My end score showed I was at minimal risk. Apparently, I’m “actively working for optimal personal health outcomes over [my] lifetime”. But there were certain risk areas the test identified, one of which was stress management. As a freelancer, it can be hard to stay focussed and “unworry”.

For anyone juggling their tasks or careers like me,  HCF’s website provided some handy tips to get on top of your workload and maintain a balance between personal and work life:

  • Become aware of where your time is going – Keep track of your time for at least a week. Write down how much time you spend on the phone, watching TV, shopping, cleaning, taking breaks at work, etc. Once you have this list completed, analyse it and work on possible changes.
  • Delegate your work – If you are over-whelmed with all your responsibilities let your co-workers, boss, or family members know and ask them to assist you.
  • Set priorities and stay focused on them – Use the “ABC Method” to make a to-do list of all the things that need to get done. You categorize each task as either A, B, or C.
    • A = absolutely must get done
    • B = should get done, but could wait
    • C = would be nice to get to, but doesn’t really matter
    • Then you rank the tasks in priority for each category (e.g. A1, A2, B1, B2) and get to work. Even if you only get to one of the items on your list, you still took care of the most essential items.
  • Stop Procrastinating – Procrastination is a huge time and energy drainer.
  • Automate Tasks – There are a lot of administrative tasks that you can automate (e.g. automatic bill payment, auto deposit, using a cleaning service, etc.).
  • Set Strong Boundaries – Take responsibility for creating stronger boundaries with your family members and co-workers. Set guidelines for when you can and cannot be interrupted. Communicate your policy to others and then stick to it.
  • Do Not Over-Commit – Learn to say NO, with a smile and a firm conviction. Make sure you have plenty of time to get your work done first and that whatever you commit to is within your physical and emotional abilities. Then if you can spare some time to help others, that’s fine.
  • Schedule Time by Blocks rather than Tasks – Simply allot a given amount of time to a specific task, then move on to the next task. This ensures that you will make measurable progress on each assignment without getting stressed out.
  • Be Patient with Yourself – Incorporating these new methods requires constant practice. Even if things don’t go the way you desire, recognize it and work on doing it better the next time. Everything happens in little steps, one after the other, over and over, through time.

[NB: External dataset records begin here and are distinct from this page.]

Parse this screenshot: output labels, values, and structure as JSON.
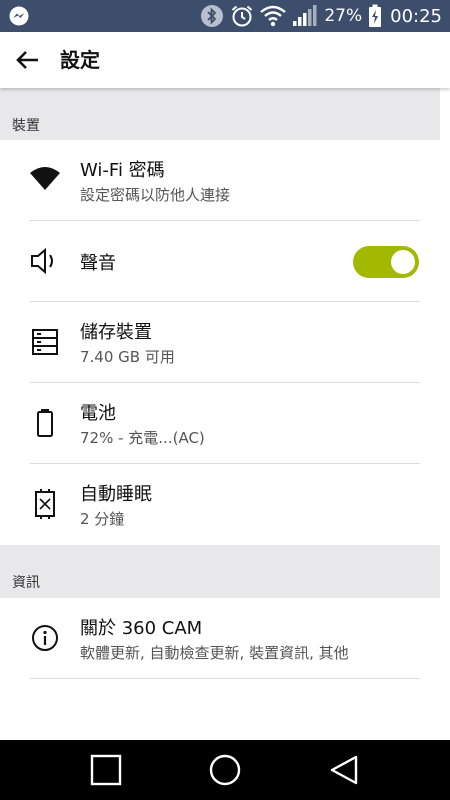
{
  "status_bar": {
    "battery_percent": "27%",
    "time": "00:25",
    "icons": [
      "messenger-icon",
      "bluetooth-icon",
      "alarm-icon",
      "wifi-icon",
      "signal-icon",
      "battery-charging-icon"
    ]
  },
  "app_bar": {
    "back_icon": "arrow-back-icon",
    "title": "設定"
  },
  "sections": [
    {
      "header": "裝置",
      "items": [
        {
          "title": "Wi-Fi 密碼",
          "subtitle": "設定密碼以防他人連接",
          "icon": "wifi-icon"
        },
        {
          "title": "聲音",
          "subtitle": "",
          "icon": "speaker-icon",
          "toggle_on": true
        },
        {
          "title": "儲存裝置",
          "subtitle": "7.40 GB 可用",
          "icon": "storage-icon"
        },
        {
          "title": "電池",
          "subtitle": "72% - 充電...(AC)",
          "icon": "battery-icon"
        },
        {
          "title": "自動睡眠",
          "subtitle": "2 分鐘",
          "icon": "sleep-timer-icon"
        }
      ]
    },
    {
      "header": "資訊",
      "items": [
        {
          "title": "關於 360 CAM",
          "subtitle": "軟體更新, 自動檢查更新, 裝置資訊, 其他",
          "icon": "info-icon"
        }
      ]
    }
  ],
  "nav_bar": {
    "buttons": [
      "recents-square-icon",
      "home-circle-icon",
      "back-triangle-icon"
    ]
  },
  "colors": {
    "status_bar": "#3c4e6c",
    "toggle_on": "#a3b800",
    "section_header_bg": "#e8e8ea",
    "nav_bar": "#000000"
  }
}
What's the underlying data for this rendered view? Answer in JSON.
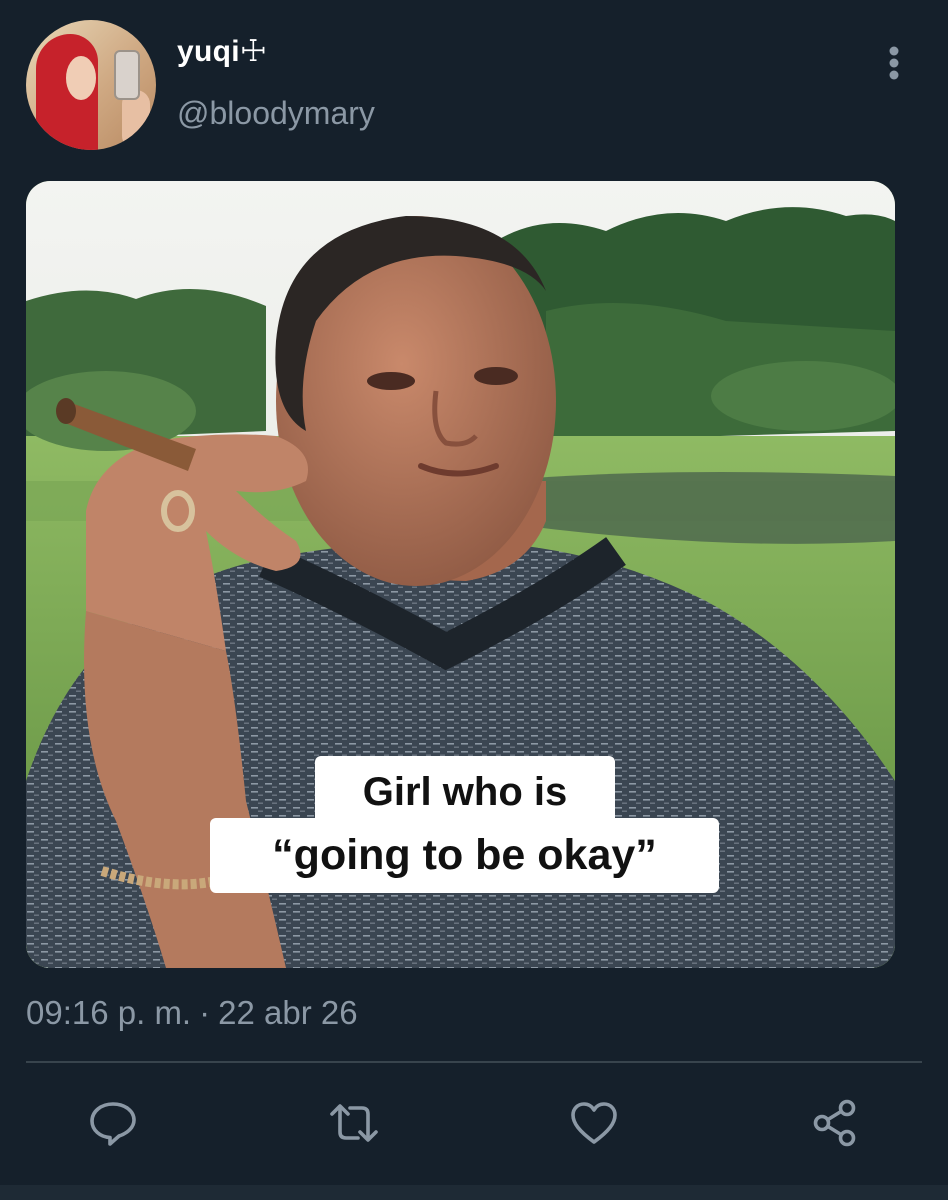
{
  "author": {
    "display_name": "yuqi☩",
    "handle": "@bloodymary"
  },
  "media": {
    "caption_line1": "Girl who is",
    "caption_line2": "“going to be okay”"
  },
  "meta": {
    "time": "09:16 p. m.",
    "separator": "·",
    "date": "22 abr 26"
  },
  "actions": {
    "reply_icon": "reply-icon",
    "retweet_icon": "retweet-icon",
    "like_icon": "heart-icon",
    "share_icon": "share-icon"
  },
  "colors": {
    "background": "#15202b",
    "secondary_text": "#8b98a5",
    "divider": "#38444d"
  }
}
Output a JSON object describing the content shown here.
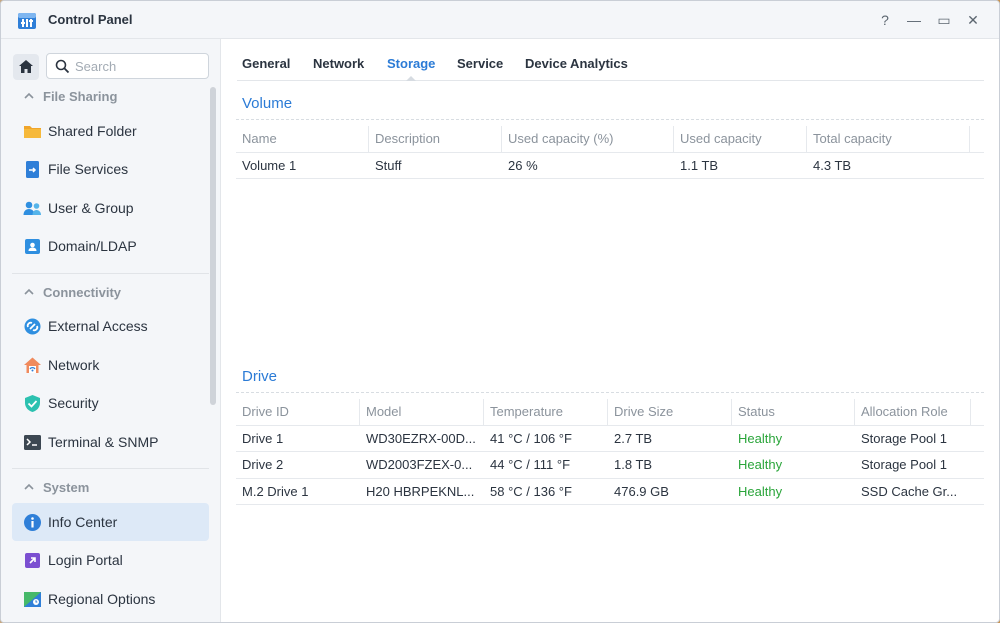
{
  "window": {
    "title": "Control Panel",
    "help_label": "?",
    "minimize_label": "—",
    "maximize_label": "▭",
    "close_label": "✕"
  },
  "search": {
    "placeholder": "Search",
    "value": ""
  },
  "sidebar": {
    "sections": [
      {
        "title": "File Sharing",
        "items": [
          {
            "label": "Shared Folder",
            "icon": "folder-icon"
          },
          {
            "label": "File Services",
            "icon": "file-services-icon"
          },
          {
            "label": "User & Group",
            "icon": "users-icon"
          },
          {
            "label": "Domain/LDAP",
            "icon": "domain-icon"
          }
        ]
      },
      {
        "title": "Connectivity",
        "items": [
          {
            "label": "External Access",
            "icon": "external-access-icon"
          },
          {
            "label": "Network",
            "icon": "network-house-icon"
          },
          {
            "label": "Security",
            "icon": "shield-icon"
          },
          {
            "label": "Terminal & SNMP",
            "icon": "terminal-icon"
          }
        ]
      },
      {
        "title": "System",
        "items": [
          {
            "label": "Info Center",
            "icon": "info-icon",
            "active": true
          },
          {
            "label": "Login Portal",
            "icon": "login-portal-icon"
          },
          {
            "label": "Regional Options",
            "icon": "regional-icon"
          }
        ]
      }
    ]
  },
  "tabs": [
    {
      "label": "General"
    },
    {
      "label": "Network"
    },
    {
      "label": "Storage",
      "active": true
    },
    {
      "label": "Service"
    },
    {
      "label": "Device Analytics"
    }
  ],
  "volume": {
    "title": "Volume",
    "columns": [
      "Name",
      "Description",
      "Used capacity (%)",
      "Used capacity",
      "Total capacity"
    ],
    "rows": [
      [
        "Volume 1",
        "Stuff",
        "26 %",
        "1.1 TB",
        "4.3 TB"
      ]
    ]
  },
  "drive": {
    "title": "Drive",
    "columns": [
      "Drive ID",
      "Model",
      "Temperature",
      "Drive Size",
      "Status",
      "Allocation Role"
    ],
    "rows": [
      [
        "Drive 1",
        "WD30EZRX-00D...",
        "41 °C / 106 °F",
        "2.7 TB",
        "Healthy",
        "Storage Pool 1"
      ],
      [
        "Drive 2",
        "WD2003FZEX-0...",
        "44 °C / 111 °F",
        "1.8 TB",
        "Healthy",
        "Storage Pool 1"
      ],
      [
        "M.2 Drive 1",
        "H20 HBRPEKNL...",
        "58 °C / 136 °F",
        "476.9 GB",
        "Healthy",
        "SSD Cache Gr..."
      ]
    ]
  },
  "colors": {
    "accent": "#2b7bd6",
    "healthy": "#2aa53a",
    "active_bg": "#dde9f7"
  }
}
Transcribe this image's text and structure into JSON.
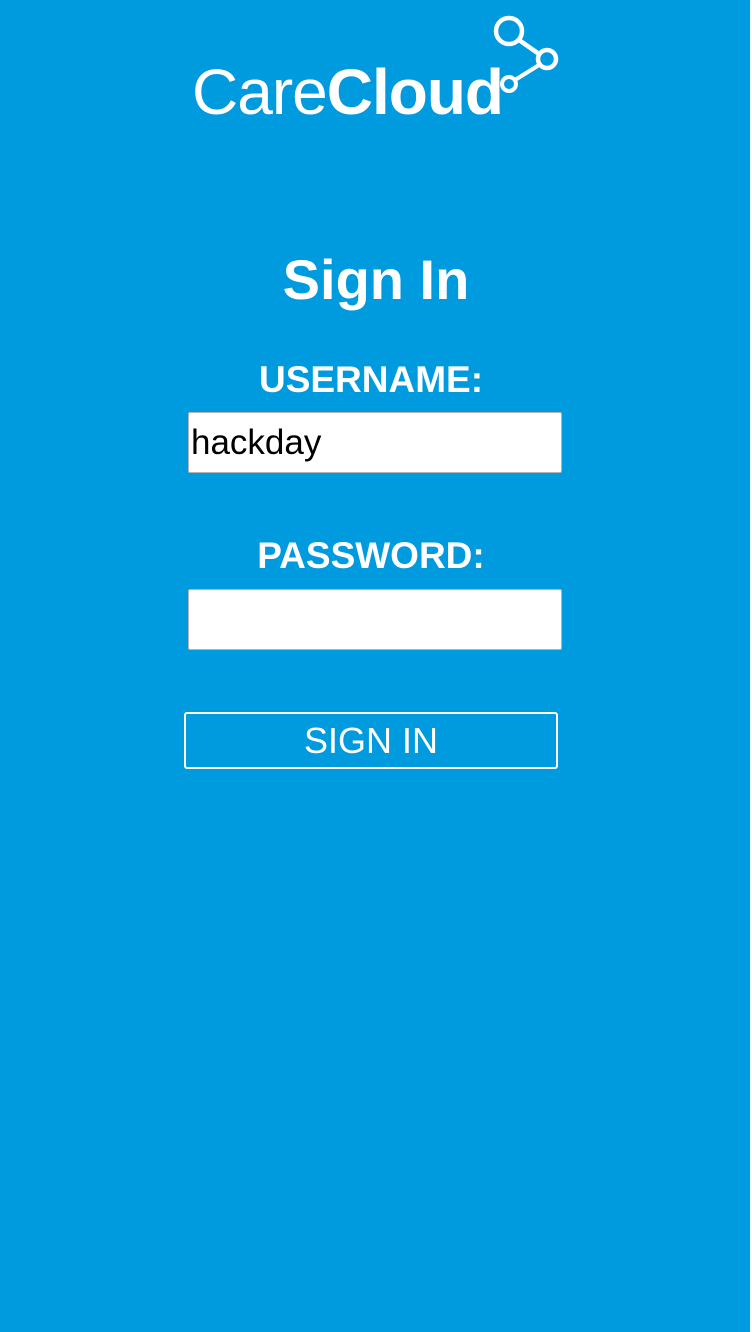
{
  "brand": {
    "name_part1": "Care",
    "name_part2": "Cloud",
    "logo_icon": "connected-nodes-icon",
    "color": "#ffffff"
  },
  "theme": {
    "background": "#009ade",
    "text": "#ffffff",
    "input_background": "#ffffff"
  },
  "form": {
    "title": "Sign In",
    "username_label": "USERNAME:",
    "username_value": "hackday",
    "password_label": "PASSWORD:",
    "password_value": "",
    "submit_label": "SIGN IN"
  }
}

If they hadn’t added be patient with yourself as the last step, I can guarantee you I would have just ended up procrastinating over changing my stress management, drawn up endless to-do lists and spoiled my good result in the health test by eating lots of chocolate while doing so.

Byron at Byron

As it is, I’ll give it a whirl over the coming weeks which will see me doing a cert III in fitness and Pilates instructor course, train for an adventurous new TV series and continue my modelling and journalistic work… It’s high time to start prioritising.

Or maybe I’ll just book myself into a nice spa?